On March 23 scientists at NASA’s Marshall Space Flight Center spent the day destroying perfectly good metal in the name of rocket science. The engineers watched as a giant machine crushed a 20-foot-tall hollow metal can with nearly a million pounds of force over the course of about five hours. The point? To simulate the extreme forces that can bend and compress the surface of a rocket as it plows through the atmosphere into space.
The “can crusher” is one of NASA’s premier instruments for developing new rockets capable of carrying payloads more affordably to the International Space Station and beyond. (Today, launching cargo into space costs about $10,000 per pound.) “Our rocket engineering guidelines date back to the Apollo program in the 1960s,” says Mark Hilburger of the NASA Langley Research Center in Virginia. “We can do a lot better.”
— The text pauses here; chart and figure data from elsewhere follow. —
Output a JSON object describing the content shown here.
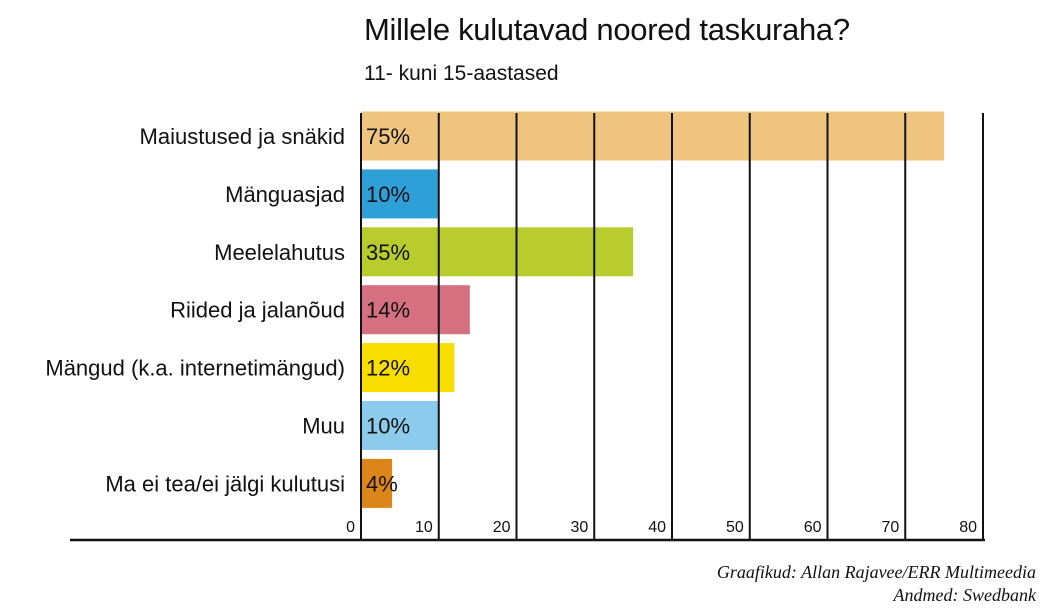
{
  "chart_data": {
    "type": "bar",
    "orientation": "horizontal",
    "title": "Millele kulutavad noored taskuraha?",
    "subtitle": "11- kuni 15-aastased",
    "categories": [
      "Maiustused ja snäkid",
      "Mänguasjad",
      "Meelelahutus",
      "Riided ja jalanõud",
      "Mängud (k.a. internetimängud)",
      "Muu",
      "Ma ei tea/ei jälgi kulutusi"
    ],
    "values": [
      75,
      10,
      35,
      14,
      12,
      10,
      4
    ],
    "data_labels": [
      "75%",
      "10%",
      "35%",
      "14%",
      "12%",
      "10%",
      "4%"
    ],
    "colors": [
      "#eec47e",
      "#2f9fd8",
      "#b9cc2e",
      "#d4707f",
      "#f7de00",
      "#8ccbeb",
      "#dc8518"
    ],
    "xlim": [
      0,
      80
    ],
    "xticks": [
      0,
      10,
      20,
      30,
      40,
      50,
      60,
      70,
      80
    ],
    "xlabel": "",
    "ylabel": "",
    "grid": true
  },
  "credits": {
    "graphics": "Graafikud: Allan Rajavee/ERR Multimeedia",
    "data": "Andmed: Swedbank"
  }
}
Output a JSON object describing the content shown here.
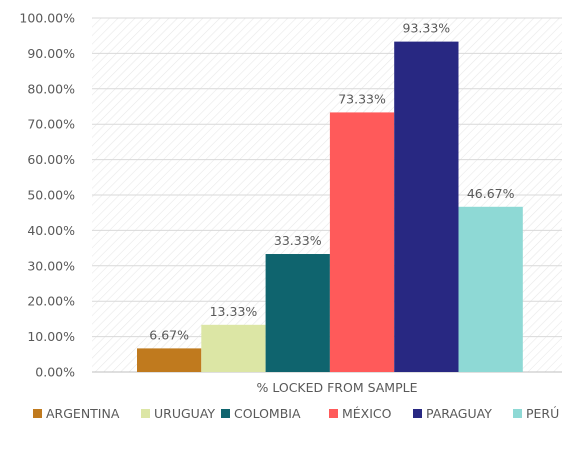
{
  "chart_data": {
    "type": "bar",
    "title": "",
    "xlabel": "",
    "ylabel": "",
    "categories": [
      "% LOCKED FROM SAMPLE"
    ],
    "series": [
      {
        "name": "ARGENTINA",
        "value": 6.67,
        "label": "6.67%",
        "color": "#C07A1E"
      },
      {
        "name": "URUGUAY",
        "value": 13.33,
        "label": "13.33%",
        "color": "#DCE6A5"
      },
      {
        "name": "COLOMBIA",
        "value": 33.33,
        "label": "33.33%",
        "color": "#0F646E"
      },
      {
        "name": "MÉXICO",
        "value": 73.33,
        "label": "73.33%",
        "color": "#FF5A5A"
      },
      {
        "name": "PARAGUAY",
        "value": 93.33,
        "label": "93.33%",
        "color": "#282882"
      },
      {
        "name": "PERÚ",
        "value": 46.67,
        "label": "46.67%",
        "color": "#8ED9D5"
      }
    ],
    "ylim": [
      0,
      100
    ],
    "yticks": [
      "0.00%",
      "10.00%",
      "20.00%",
      "30.00%",
      "40.00%",
      "50.00%",
      "60.00%",
      "70.00%",
      "80.00%",
      "90.00%",
      "100.00%"
    ],
    "grid": true,
    "legend_position": "bottom"
  }
}
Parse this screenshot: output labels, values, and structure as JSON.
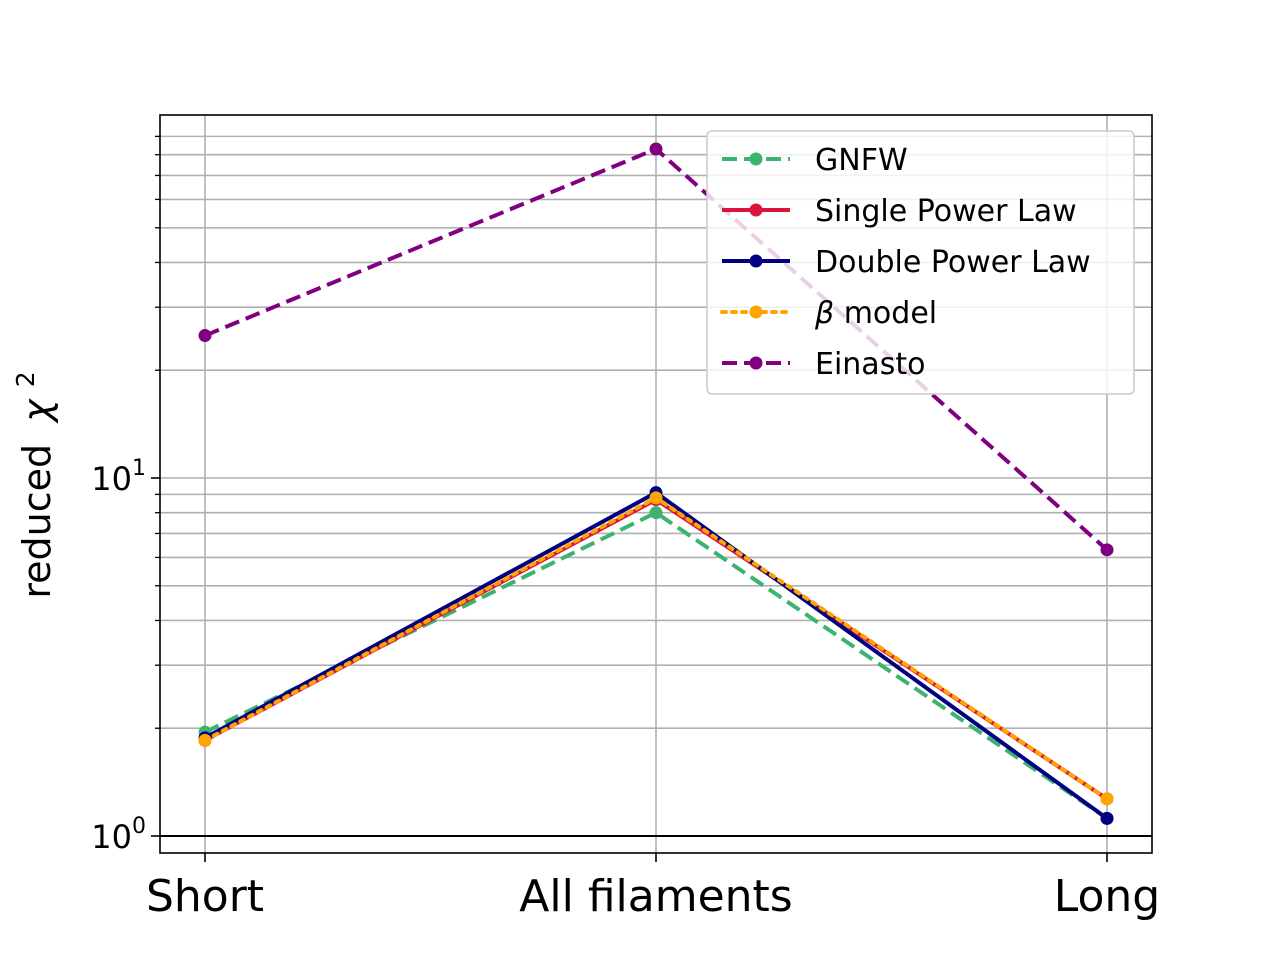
{
  "chart_data": {
    "type": "line",
    "yscale": "log",
    "ylim": [
      0.95,
      70
    ],
    "categories": [
      "Short",
      "All filaments",
      "Long"
    ],
    "ylabel_text": "reduced",
    "ylabel_symbol": "χ",
    "ylabel_exponent": "2",
    "y_major_ticks": [
      {
        "value": 1,
        "base": "10",
        "exp": "0"
      },
      {
        "value": 10,
        "base": "10",
        "exp": "1"
      }
    ],
    "grid": true,
    "reference_line": 1,
    "legend_position": "top-right",
    "series": [
      {
        "name": "GNFW",
        "color": "#3cb371",
        "style": "dashed",
        "values": [
          1.95,
          8.0,
          1.12
        ]
      },
      {
        "name": "Single Power Law",
        "color": "#dc143c",
        "style": "solid",
        "values": [
          1.85,
          8.7,
          1.27
        ]
      },
      {
        "name": "Double Power Law",
        "color": "#000080",
        "style": "solid",
        "values": [
          1.88,
          9.1,
          1.12
        ]
      },
      {
        "name": "β model",
        "name_symbol": "β",
        "name_rest": " model",
        "color": "#ffa500",
        "style": "dotted",
        "values": [
          1.85,
          8.8,
          1.27
        ]
      },
      {
        "name": "Einasto",
        "color": "#800080",
        "style": "dashed",
        "values": [
          25.0,
          83.0,
          6.3
        ]
      }
    ]
  }
}
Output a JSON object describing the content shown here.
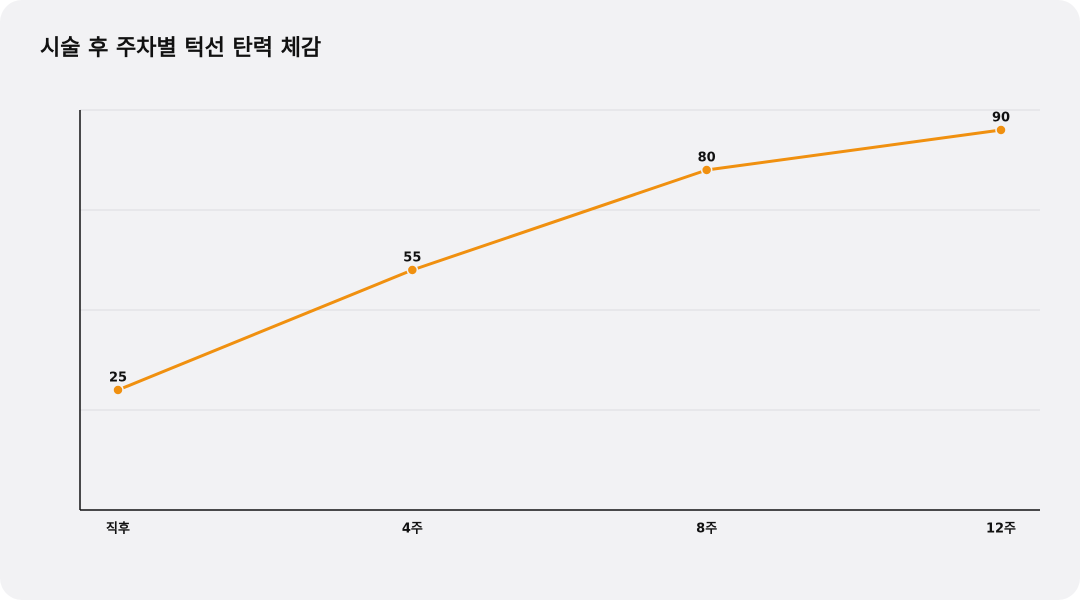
{
  "chart_data": {
    "type": "line",
    "title": "시술 후 주차별 턱선 탄력 체감",
    "categories": [
      "직후",
      "4주",
      "8주",
      "12주"
    ],
    "series": [
      {
        "name": "턱선 탄력 체감",
        "color": "#f0900f",
        "values": [
          25,
          55,
          80,
          90
        ]
      }
    ],
    "ylim": [
      -5,
      95
    ],
    "yticks": [
      20,
      45,
      70,
      95
    ],
    "grid": true,
    "show_ytick_labels": false,
    "show_legend": false
  }
}
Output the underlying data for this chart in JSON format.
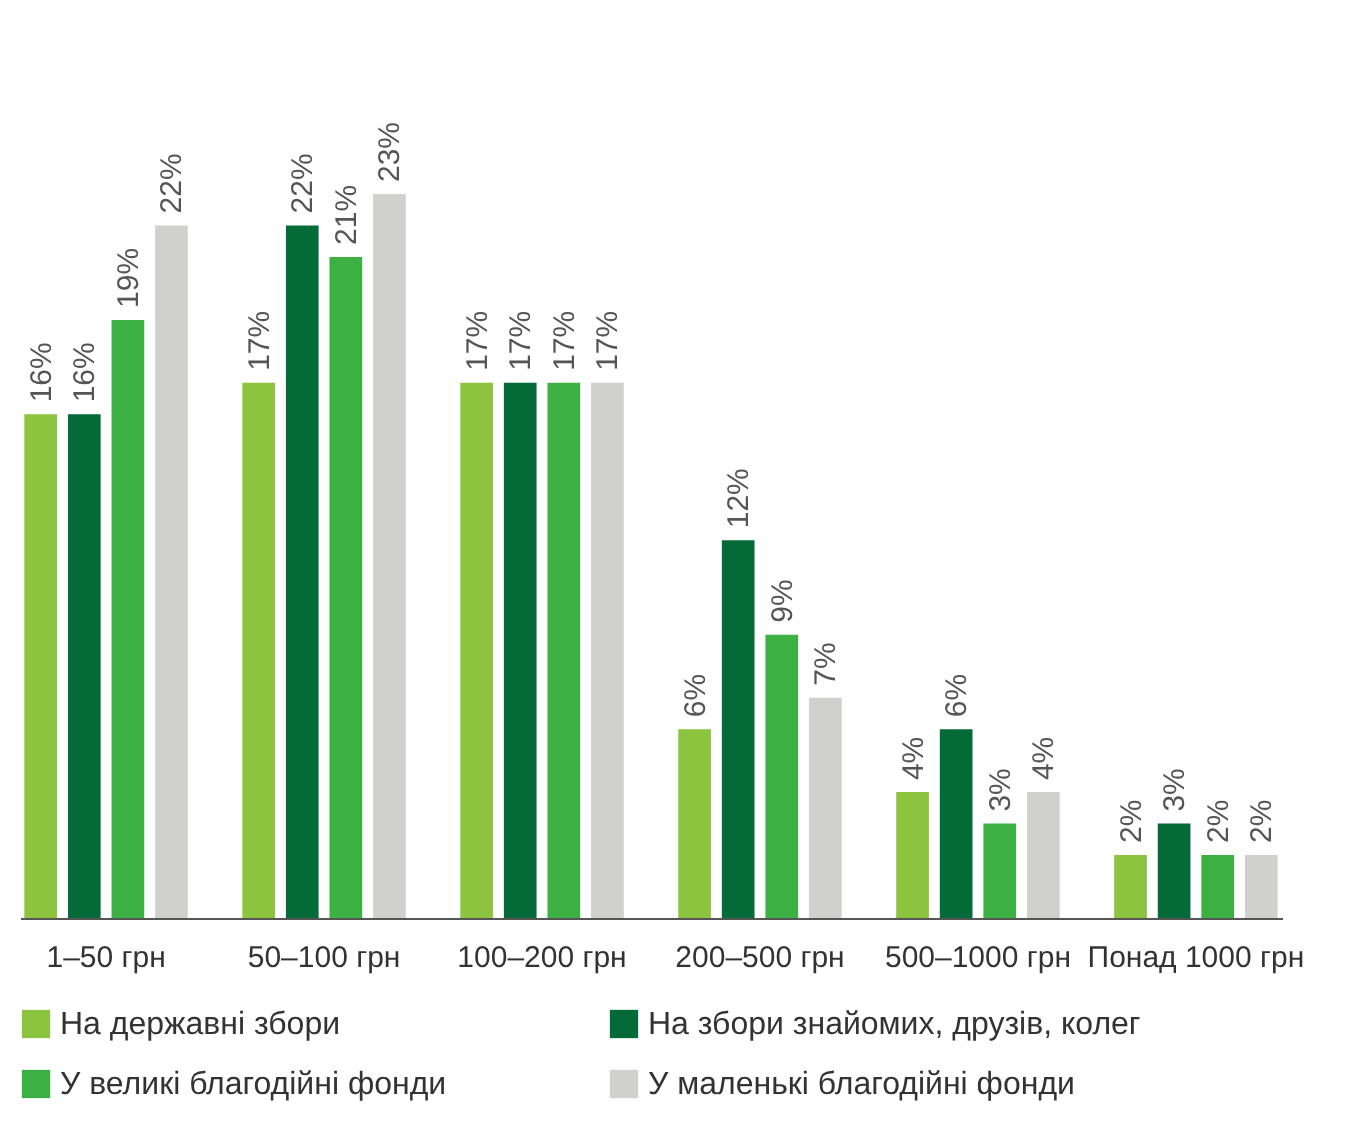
{
  "chart_data": {
    "type": "bar",
    "categories": [
      "1–50 грн",
      "50–100 грн",
      "100–200 грн",
      "200–500 грн",
      "500–1000 грн",
      "Понад 1000 грн"
    ],
    "series": [
      {
        "name": "На державні збори",
        "color": "#8cc43f",
        "values": [
          16,
          17,
          17,
          6,
          4,
          2
        ],
        "value_labels": [
          "16%",
          "17%",
          "17%",
          "6%",
          "4%",
          "2%"
        ]
      },
      {
        "name": "На збори знайомих, друзів, колег",
        "color": "#046a38",
        "values": [
          16,
          22,
          17,
          12,
          6,
          3
        ],
        "value_labels": [
          "16%",
          "22%",
          "17%",
          "12%",
          "6%",
          "3%"
        ]
      },
      {
        "name": "У великі благодійні фонди",
        "color": "#3cb043",
        "values": [
          19,
          21,
          17,
          9,
          3,
          2
        ],
        "value_labels": [
          "19%",
          "21%",
          "17%",
          "9%",
          "3%",
          "2%"
        ]
      },
      {
        "name": "У маленькі благодійні фонди",
        "color": "#d0d0ce",
        "values": [
          22,
          23,
          17,
          7,
          4,
          2
        ],
        "value_labels": [
          "22%",
          "23%",
          "17%",
          "7%",
          "4%",
          "2%"
        ]
      }
    ],
    "legend": "bottom",
    "grid": false
  }
}
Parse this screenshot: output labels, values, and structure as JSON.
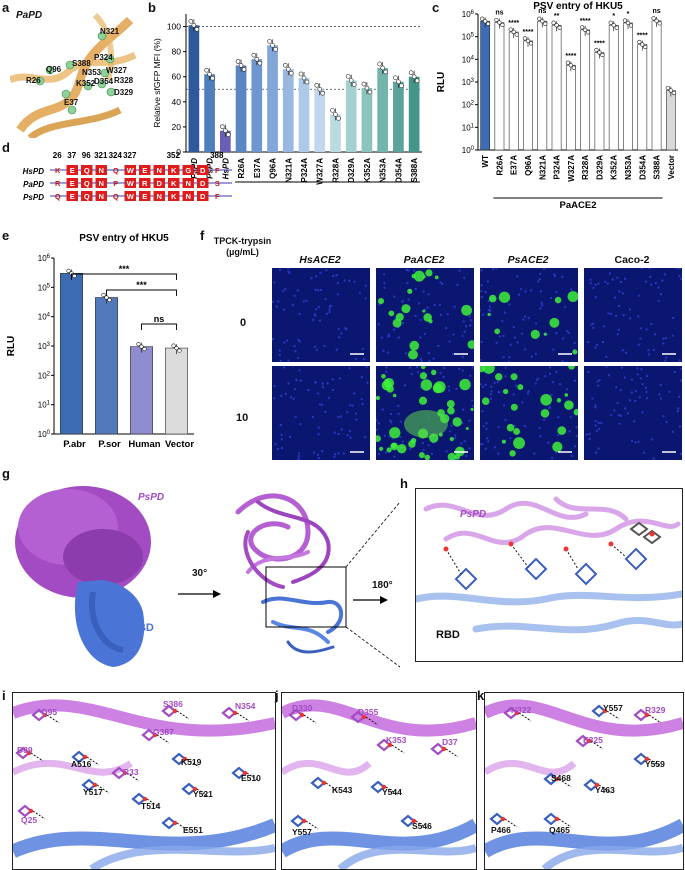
{
  "panels": {
    "a": {
      "letter": "a",
      "title": "PaPD",
      "residues": [
        "N321",
        "P324",
        "Q96",
        "S388",
        "W327",
        "N353",
        "R26",
        "K352",
        "D354",
        "R328",
        "D329",
        "E37"
      ]
    },
    "b": {
      "letter": "b",
      "ylabel": "Relative sfGFP MFI (%)",
      "group_label": "PaPD"
    },
    "c": {
      "letter": "c",
      "title": "PSV entry of HKU5",
      "ylabel": "RLU",
      "group_label": "PaACE2"
    },
    "d": {
      "letter": "d",
      "positions": [
        "26",
        "37",
        "96",
        "321",
        "324",
        "327",
        "352",
        "388"
      ],
      "rows": [
        {
          "name": "HsPD",
          "seq": "K E Q N Q W E N K G D F"
        },
        {
          "name": "PaPD",
          "seq": "R E Q N P W R D K N D S"
        },
        {
          "name": "PsPD",
          "seq": "Q E Q N Q W E N K N D F"
        }
      ]
    },
    "e": {
      "letter": "e",
      "title": "PSV entry of HKU5",
      "ylabel": "RLU"
    },
    "f": {
      "letter": "f",
      "row_header": "TPCK-trypsin (µg/mL)",
      "columns": [
        "HsACE2",
        "PaACE2",
        "PsACE2",
        "Caco-2"
      ],
      "rows": [
        "0",
        "10"
      ]
    },
    "g": {
      "letter": "g",
      "pspd_label": "PsPD",
      "rbd_label": "RBD",
      "rot1": "30°"
    },
    "h": {
      "letter": "h",
      "pspd_label": "PsPD",
      "rbd_label": "RBD",
      "rot2": "180°"
    },
    "i": {
      "letter": "i",
      "labels": [
        "Q95",
        "S386",
        "N354",
        "G387",
        "D89",
        "A516",
        "K519",
        "R33",
        "E510",
        "Y517",
        "Y521",
        "T514",
        "Q25",
        "E551"
      ]
    },
    "j": {
      "letter": "j",
      "labels": [
        "D330",
        "D355",
        "K353",
        "D37",
        "K543",
        "Y544",
        "Y557",
        "S546"
      ]
    },
    "k": {
      "letter": "k",
      "labels": [
        "N322",
        "Y557",
        "R329",
        "E325",
        "Y559",
        "S468",
        "Y463",
        "P466",
        "Q465"
      ]
    }
  },
  "chart_data": [
    {
      "type": "bar",
      "panel": "b",
      "title": "",
      "ylabel": "Relative sfGFP MFI (%)",
      "ylim": [
        0,
        110
      ],
      "yticks": [
        0,
        20,
        40,
        60,
        80,
        100
      ],
      "reference_lines": [
        100,
        50
      ],
      "categories": [
        "PaPD",
        "PsPD",
        "HsPD",
        "R26A",
        "E37A",
        "Q96A",
        "N321A",
        "P324A",
        "W327A",
        "R328A",
        "D329A",
        "K352A",
        "N353A",
        "D354A",
        "S388A"
      ],
      "values": [
        101,
        62,
        17,
        69,
        74,
        85,
        66,
        59,
        50,
        30,
        57,
        51,
        67,
        56,
        60
      ],
      "colors": [
        "#2e5a9c",
        "#4f7fba",
        "#6a5fb4",
        "#5b86c4",
        "#6f97cf",
        "#82a6d7",
        "#99b8df",
        "#aec8e7",
        "#c2d6ee",
        "#b9dce0",
        "#a3d1cf",
        "#8bc3bd",
        "#73b4ac",
        "#5ca49b",
        "#44958a"
      ],
      "group_label": "PaPD"
    },
    {
      "type": "bar",
      "panel": "c",
      "title": "PSV entry of HKU5",
      "ylabel": "RLU",
      "yscale": "log",
      "ylim": [
        1,
        1000000
      ],
      "yticks": [
        "10^0",
        "10^1",
        "10^2",
        "10^3",
        "10^4",
        "10^5",
        "10^6"
      ],
      "categories": [
        "WT",
        "R26A",
        "E37A",
        "Q96A",
        "N321A",
        "P324A",
        "W327A",
        "R328A",
        "D329A",
        "K352A",
        "N353A",
        "D354A",
        "S388A",
        "Vector"
      ],
      "values": [
        480000,
        420000,
        160000,
        65000,
        480000,
        320000,
        5500,
        200000,
        20000,
        320000,
        400000,
        45000,
        500000,
        420
      ],
      "significance": [
        "",
        "ns",
        "****",
        "****",
        "ns",
        "**",
        "****",
        "****",
        "****",
        "*",
        "*",
        "****",
        "ns",
        ""
      ],
      "group_label": "PaACE2"
    },
    {
      "type": "bar",
      "panel": "e",
      "title": "PSV entry of HKU5",
      "ylabel": "RLU",
      "yscale": "log",
      "ylim": [
        1,
        1000000
      ],
      "yticks": [
        "10^0",
        "10^1",
        "10^2",
        "10^3",
        "10^4",
        "10^5",
        "10^6"
      ],
      "categories": [
        "P.abr",
        "P.sor",
        "Human",
        "Vector"
      ],
      "values": [
        300000,
        45000,
        950,
        850
      ],
      "colors": [
        "#3d6cb5",
        "#5379bd",
        "#8f8cd0",
        "#dcdcdc"
      ],
      "significance": [
        {
          "pair": [
            "P.abr",
            "Vector"
          ],
          "label": "***"
        },
        {
          "pair": [
            "P.sor",
            "Vector"
          ],
          "label": "***"
        },
        {
          "pair": [
            "Human",
            "Vector"
          ],
          "label": "ns"
        }
      ]
    }
  ]
}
The squashed container was no soup can. It was made of 3,000 pounds of aluminum and lithium, the same alloy that has clad space-shuttle rockets since the 1980s. The crushing began with force applied by eight hydraulic actuators, each capable of exerting a quarter-million pounds of force to the can. About 800 sensors on the metal registered the deformations. High-resolution cameras, meanwhile, snapped photos of the test metal’s exterior, which was speckled with 70,000 black dots whose movements were tracked by imaging software to reveal the buckling in finer detail. Ultimately, the shell withstood 750,000 pounds—250 times its own weight—before it began to collapse.
Later this summer Hilburger and team will feed the crusher a can made of carbon-fiber material that is 25 percent lighter than the metal alloy. Of course, a few practice runs will be necessary in the meantime. “I just crushed my Diet Coke can,” Hilburger says. “You can’t help but want to crush things all the time.”